Het ondergrondse leven bepaalt dus de samenstelling van de vegetatie bovengronds, samen met de bodemvruchtbaarheid en de aanwezige zaden. Maar daarmee is het verhaal nog niet af. Want de vegetatie beïnvloedt op haar beurt weer het bodemleven. Zo is er een voortdurende terugkoppeling tussen vegetatie en bodembewoners: de wortels van een bepaalde soort plant trekken specifieke insecten, aaltjes, enzovoorts aan, die vervolgens hun weerslag hebben op de vegetatiesamenstelling.

Deze terugkoppeling is van belang voor natuurherstel. De kans op het aarden van gewenste plantensoorten in een natuurontwikkelingsgebied hangt af van de al aanwezige planten en bodemorganismen. "Via de aanwezige planten bepaalt het bodemleven de kans van slagen voor de nieuwkomers. Wij denken aan de aan- of afwezigheid van bepaalde worteleters, ziekteverwekkende schimmels of juist goedaardige mycorrhizaschimmels," meldt De Deyn. "Natuurontwikkelaars moeten zich dat realiseren. Je bent er niet door landbouwgrond uit productie te nemen en er grote grazers in te jagen. Ook met het uitzaaien van je doelsoorten op een ogenschijnlijk geschikte bodem krijg je nog niet de gewenste vegetatie. Daar horen ook de juiste bodemorganismen bij. Er bestaat geen simpel recept voor nieuwe natuur."
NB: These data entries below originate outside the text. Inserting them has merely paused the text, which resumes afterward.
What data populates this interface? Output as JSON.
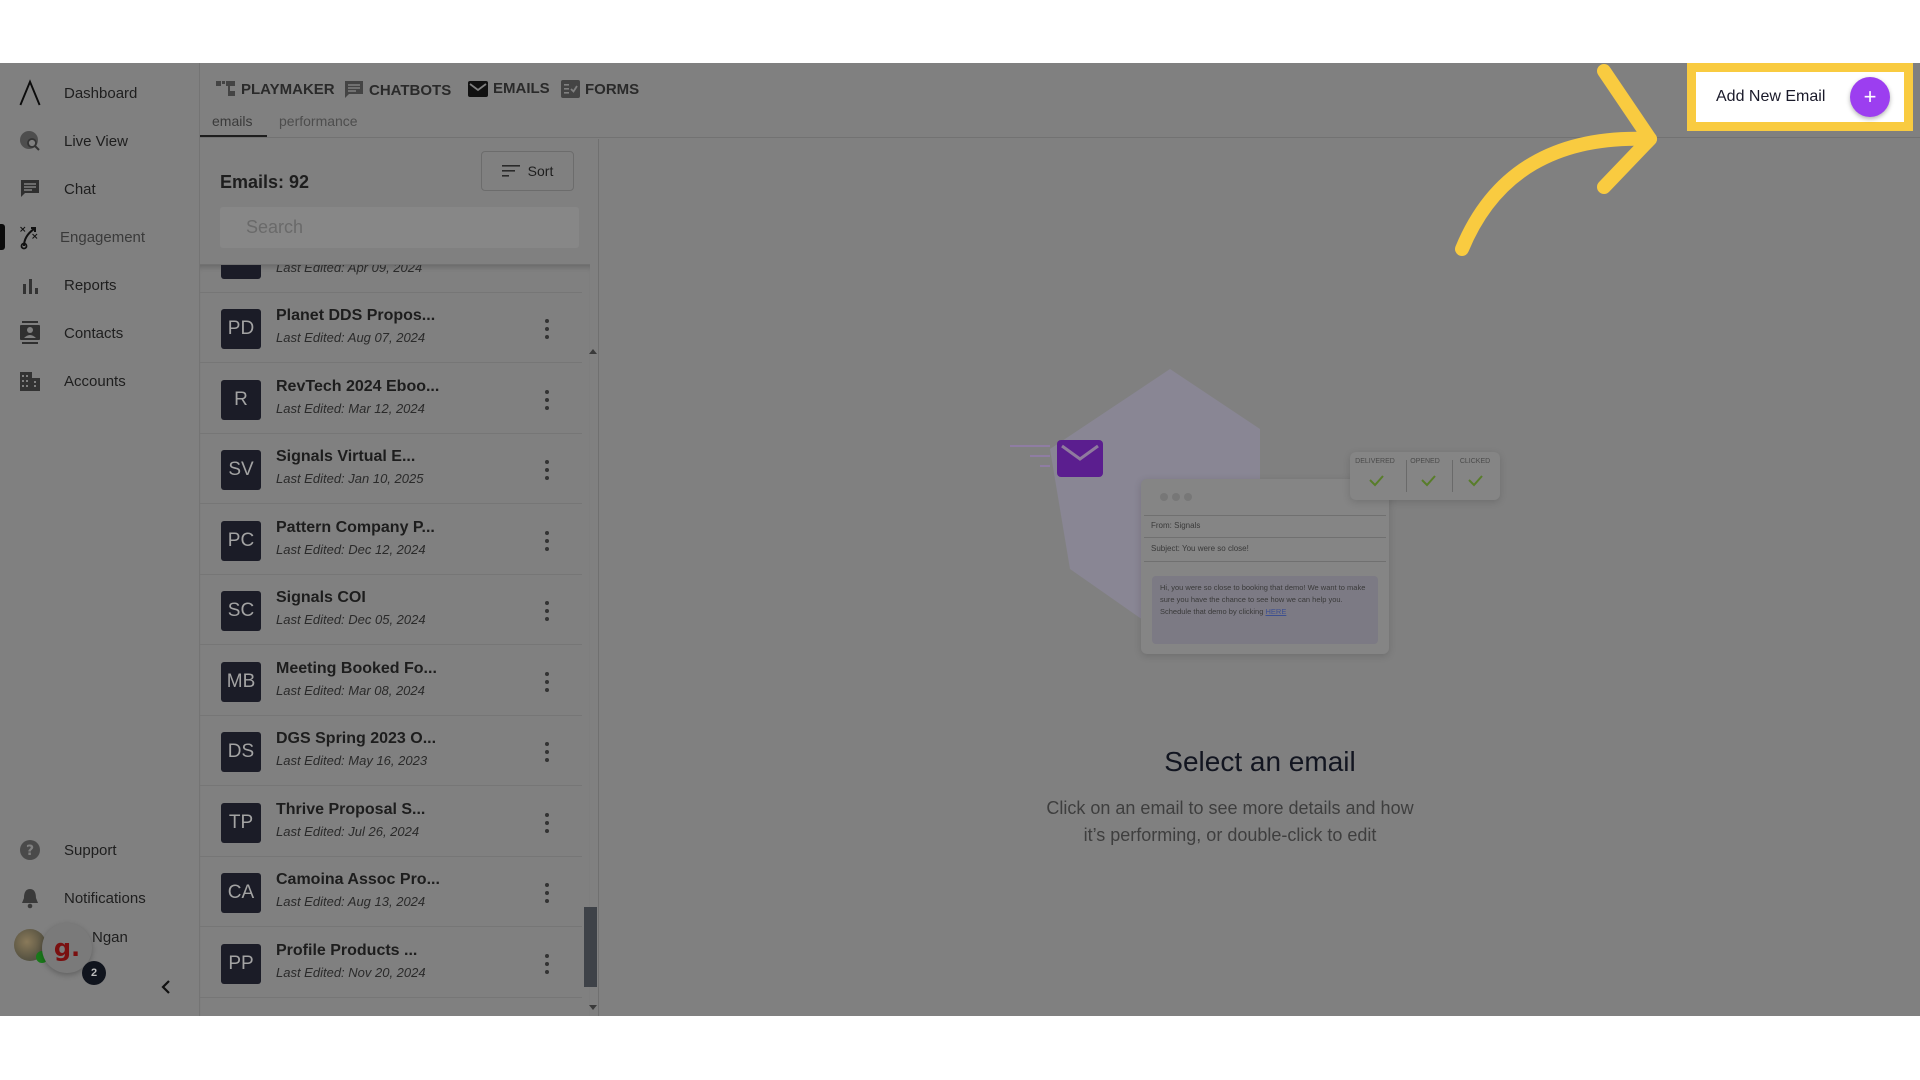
{
  "sidebar": {
    "items": [
      {
        "label": "Dashboard",
        "icon": "logo-icon"
      },
      {
        "label": "Live View",
        "icon": "globe-search-icon"
      },
      {
        "label": "Chat",
        "icon": "chat-icon"
      },
      {
        "label": "Engagement",
        "icon": "playbook-icon",
        "active": true
      },
      {
        "label": "Reports",
        "icon": "bar-chart-icon"
      },
      {
        "label": "Contacts",
        "icon": "contact-card-icon"
      },
      {
        "label": "Accounts",
        "icon": "building-icon"
      }
    ],
    "bottom_items": [
      {
        "label": "Support",
        "icon": "help-icon"
      },
      {
        "label": "Notifications",
        "icon": "bell-icon"
      }
    ],
    "user": {
      "name": "Ngan",
      "bubble_letter": "g.",
      "notification_count": "2"
    },
    "collapse_icon": "chevron-left-icon"
  },
  "topnav": {
    "tools": [
      {
        "label": "PLAYMAKER",
        "icon": "playmaker-icon"
      },
      {
        "label": "CHATBOTS",
        "icon": "chatbot-icon"
      },
      {
        "label": "EMAILS",
        "icon": "mail-icon",
        "active": true
      },
      {
        "label": "FORMS",
        "icon": "form-icon"
      }
    ],
    "subtabs": [
      {
        "label": "emails",
        "active": true
      },
      {
        "label": "performance"
      }
    ],
    "add_button": {
      "label": "Add New Email",
      "icon": "plus-icon"
    },
    "highlight_color": "#f9cb40",
    "accent_color": "#9c3ef0"
  },
  "email_list": {
    "count_label": "Emails: 92",
    "sort_label": "Sort",
    "search_placeholder": "Search",
    "partial_row": {
      "date": "Last Edited: Apr 09, 2024"
    },
    "items": [
      {
        "initials": "PD",
        "title": "Planet DDS Propos...",
        "date": "Last Edited: Aug 07, 2024"
      },
      {
        "initials": "R",
        "title": "RevTech 2024 Eboo...",
        "date": "Last Edited: Mar 12, 2024"
      },
      {
        "initials": "SV",
        "title": "Signals Virtual E...",
        "date": "Last Edited: Jan 10, 2025"
      },
      {
        "initials": "PC",
        "title": "Pattern Company P...",
        "date": "Last Edited: Dec 12, 2024"
      },
      {
        "initials": "SC",
        "title": "Signals COI",
        "date": "Last Edited: Dec 05, 2024"
      },
      {
        "initials": "MB",
        "title": "Meeting Booked Fo...",
        "date": "Last Edited: Mar 08, 2024"
      },
      {
        "initials": "DS",
        "title": "DGS Spring 2023 O...",
        "date": "Last Edited: May 16, 2023"
      },
      {
        "initials": "TP",
        "title": "Thrive Proposal S...",
        "date": "Last Edited: Jul 26, 2024"
      },
      {
        "initials": "CA",
        "title": "Camoina Assoc Pro...",
        "date": "Last Edited: Aug 13, 2024"
      },
      {
        "initials": "PP",
        "title": "Profile Products ...",
        "date": "Last Edited: Nov 20, 2024"
      }
    ]
  },
  "empty_state": {
    "title": "Select an email",
    "subtitle": "Click on an email to see more details and how it’s performing, or double-click to edit",
    "illustration": {
      "stats": [
        "DELIVERED",
        "OPENED",
        "CLICKED"
      ],
      "from": "From: Signals",
      "subject": "Subject: You were so close!",
      "body": "Hi, you were so close to booking that demo! We want to make sure you have the chance to see how we can help you. Schedule that demo by clicking",
      "link": "HERE"
    }
  }
}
Kortom, je moet niet te makkelijk denken over het ombouwen van landbouwgrond naar natuur. Vertrekpunt is geen kale grond maar 'volle grond'. Het bodemleven is net zo soortenrijk als een tropisch regenbos. Professor Wim van der Putten, één van de begeleiders van De Deyn, stelt het zo: "Je moet eigenlijk de diversiteit van het ene tropisch regenwoud ombouwen naar die van het andere, wil je van uit productie genomen landbouwgrond een soortenrijk grasland maken. Zo ingewikkeld zit het bodemleven in elkaar." Daarom blijken restauratieprojecten ook veel meer tijd te vergen dan gedacht.
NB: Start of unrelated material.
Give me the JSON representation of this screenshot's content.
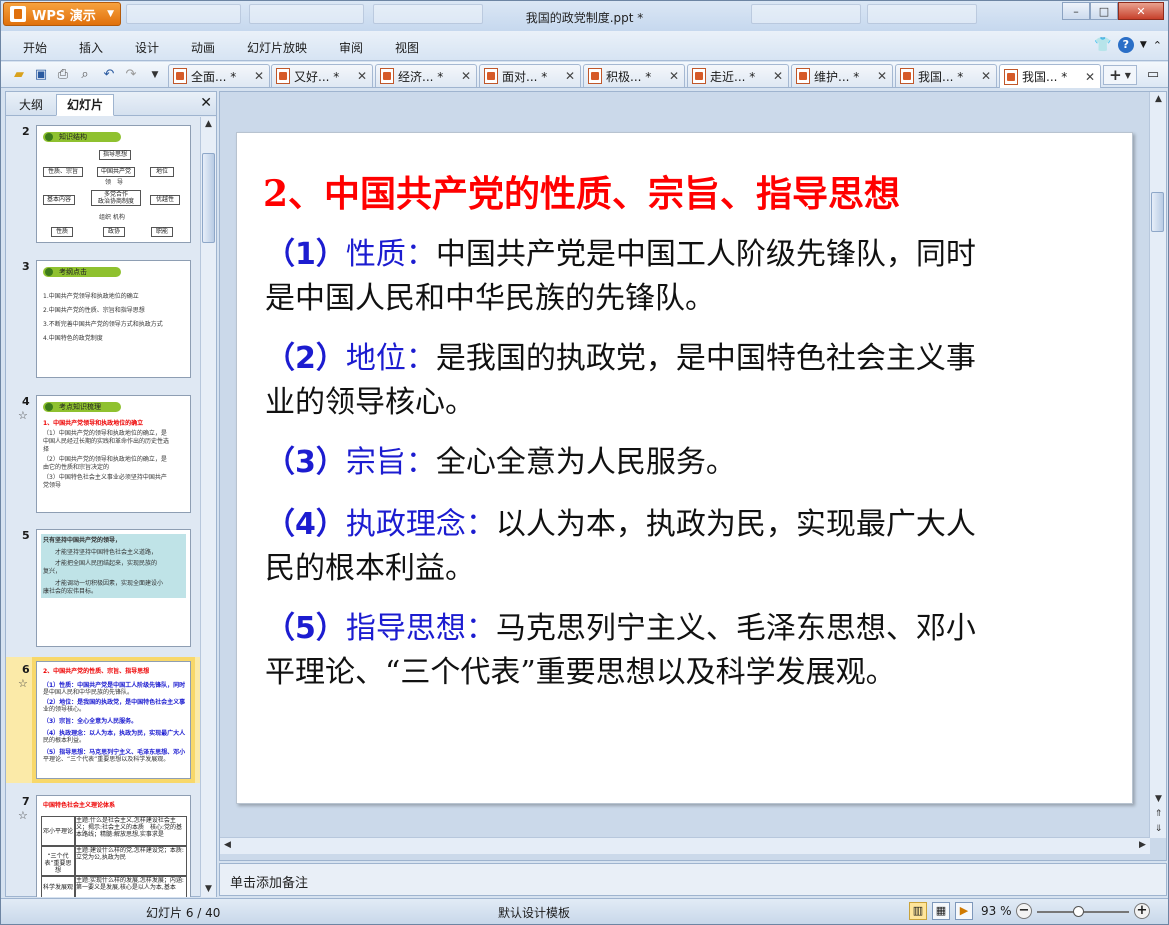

Vervolgens gaat het om de vraag wat de betekenis is van de rijkdom van het bodemleven voor natuurontwikkeling. "Bij het inschatten van de biodiversiteit van een gebied zou je eigenlijk niet naar de aantallen soorten moeten kijken, maar naar de aantallen eigenschappen die aanwezig zijn," vindt de Deyn. Onderzoek moet je ook richten op de diversiteit aan eigenschappen en functies van ecosystemen en niet alleen op 'tuinieren' met zeldzame soorten: hun succes hangt namelijk samen met alles wat er omheen gebeurt. De diversiteit van eigenschappen geeft veel beter weer hoe het met een ecosysteem gesteld is, dan het aantal soorten als zodanig. De Deyn: "Ook de bodem heeft een identiteit. Eigenlijk zou je voor de bodem een paspoort of streepjescode moeten opstellen met alle 'functionele groepen', waarbij een groep bestaat uit organismen met dezelfde eigenschappen." Aangezien we lang niet alle eigenschappen kennen, zal die groepering afhangen van de functie die we willen onderzoeken en behouden in een ecosysteem. Vervolgens kunnen we kijken welke en hoeveel van de aanwezige soorten die functie kunnen uitoefenen.

Het Stimuleringsprogramma Biodiversiteit van de Nederlandse Organisatie voor Wetenschappelijk Onderzoek (NWO) financiert het onderzoeksproject. In dit project werken de Vrije Universiteit, Wageningen Universiteit, Universiteit Utrecht en het NIOO-KNAW samen.

Het NIOO is het onderzoeksinstituut voor ecologie van de Koninklijke Nederlandse Akademie van Wetenschappen (KNAW). Het bestaat uit drie centra: voor ecologie van kust en zee, van het zoete water en van het land. Bij het NIOO werken ongeveer 250 mensen. Op het NIOO-Centrum voor Terrestrische Ecologie in Heteren richten de onderzoekers zich op het leven op het land.